EL PODER DE LA CONCIENCIA

Para las 10:00 de hoy está prevista la ceremonia de imposición del birrete y el anillo cardenalicio a monseñor Adalberto Martínez, quien así se convertirá oficialmente en el primer cardenal paraguayo nacido aquí. Un día verdaderamente histórico.

Por eso no es coincidencia que hasta mañana Marito extienda su viaje oficial al Vaticano, lugar en el que reside el papa Francisco, quien grabó en la memoria colectiva de todos los paraguayos una célebre frase. Ese también fue un día histórico.

Han transcurrido 7 años desde aquel tibio julio del 2015 cuando en Paraguay las palabras del Santo Padre paralizaban a todo el país. Y decía... “Yo les confieso que a veces a mí me da un poquito de alergia, o para no decirlo así en términos tan finos, un poquito de moquillo el escuchar discursos grandilocuentes, con todas estas palabras. Y cuando uno conoce a la persona que habla, dice: ¡Qué mentiroso que sos...!”.

Cada vez que escuchamos una falsedad recordamos ese episodio y más ahora que el presidente paraguayo está tan cerca de nuestro protagonista.

¿Puede una persona ser tan mentirosa? Y sí, pa’íma he’i. Y no cualquier pa’i, sino el de mayor jerarquía. Pero hay algunos que además de mentirosos son caraduras. Como Marito.

Cuando la semana pasada en una entrevista televisiva le consultaban sobre su empresa y la venta de asfalto, tajantemente respondía: ¡No le vendimos ni una tonelada al Estado paraguayo! Claro, haciendo la triangulación se cubre las espaldas, no miente, ¡pero qué mentiroso que eeeessss!

Desde el principio movió sus hilos para que el dinero le cayera como lluvia de verano, por chorros.
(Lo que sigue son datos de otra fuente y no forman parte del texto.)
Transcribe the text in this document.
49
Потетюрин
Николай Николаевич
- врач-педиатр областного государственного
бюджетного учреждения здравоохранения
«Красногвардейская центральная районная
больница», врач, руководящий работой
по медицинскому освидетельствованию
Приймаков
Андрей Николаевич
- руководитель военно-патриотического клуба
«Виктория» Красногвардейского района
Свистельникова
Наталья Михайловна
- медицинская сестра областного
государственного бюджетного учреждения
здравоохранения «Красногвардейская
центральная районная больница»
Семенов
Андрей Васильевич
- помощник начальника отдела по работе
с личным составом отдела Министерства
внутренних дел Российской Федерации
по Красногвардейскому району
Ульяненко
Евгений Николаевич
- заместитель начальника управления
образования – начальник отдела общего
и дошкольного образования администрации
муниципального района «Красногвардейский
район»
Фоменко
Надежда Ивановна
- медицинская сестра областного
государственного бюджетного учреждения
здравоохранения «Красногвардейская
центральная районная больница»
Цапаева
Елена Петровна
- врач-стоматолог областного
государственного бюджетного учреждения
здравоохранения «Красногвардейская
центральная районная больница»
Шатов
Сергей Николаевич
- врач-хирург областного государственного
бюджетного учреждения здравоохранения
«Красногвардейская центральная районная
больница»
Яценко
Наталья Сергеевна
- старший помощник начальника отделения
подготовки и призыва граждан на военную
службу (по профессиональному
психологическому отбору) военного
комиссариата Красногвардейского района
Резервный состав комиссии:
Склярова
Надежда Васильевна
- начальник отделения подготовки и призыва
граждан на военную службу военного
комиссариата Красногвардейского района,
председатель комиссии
–”Vos le podés decir a la gente que después de que dejes la Presidencia no vamos a tener casos en los que te estén investigando por supuesta corrupción por enriquecimiento ilícito”, le preguntaron. Y respondió:

–”Me van a buscar y ya me buscaron desde el día 1 desde todos los temas, pero yo estoy con la conciencia absolutamente tranquila”.

También los sicarios tienen la conciencia tranquila luego de ejecutar a su víctima. Mientras no sea descubierto, es inocente. Pero es un asesino sin conciencia, sin ética, sin principios, sin valores, un mentiroso, un traidor sin escrúpulos, una basura.

¿Cuál es la diferencia entre un asesino que dispara de frente y sale huyendo en la parte trasera de una motocicleta con el rostro encubierto y otro que firma decretos para lograr récords triangulando venta de asfalto mientras deja morir de covid-19 a miles de compatriotas sin vacunas, sin insumos, sin auxilio?

Como el mayor Thomas Ferebee, Marito no se arrepiente de lo que hizo. Se llena la boca con discursos grandilocuentes –como dijo Francisco– incluso da clases de moralidad mientras da rienda suelta a sus vanas explicaciones de su inocencia: “Ni una tonelada le vendimos al Estado”.

Él no mató a miles de paraguayos. Tampoco Thomas mató. Él solo apretó el botón que dejó caer la bomba atómica cuando su avión volaba sobre Hiroshima. Eso nomás. Era inocente, como Marito.

Murió a los 81 años de cáncer de páncreas. Y cuando le preguntaron si estaba arrepentido por la explosión nuclear que había provocado respondió que no, que estaba convencido de que había salvado muchas vidas al acortar la guerra.

El otro no apretó ningún botón, solo firmó papeles. También se considera inocente y sobre arrepentimientos... ni siquiera tiene idea de lo que significa.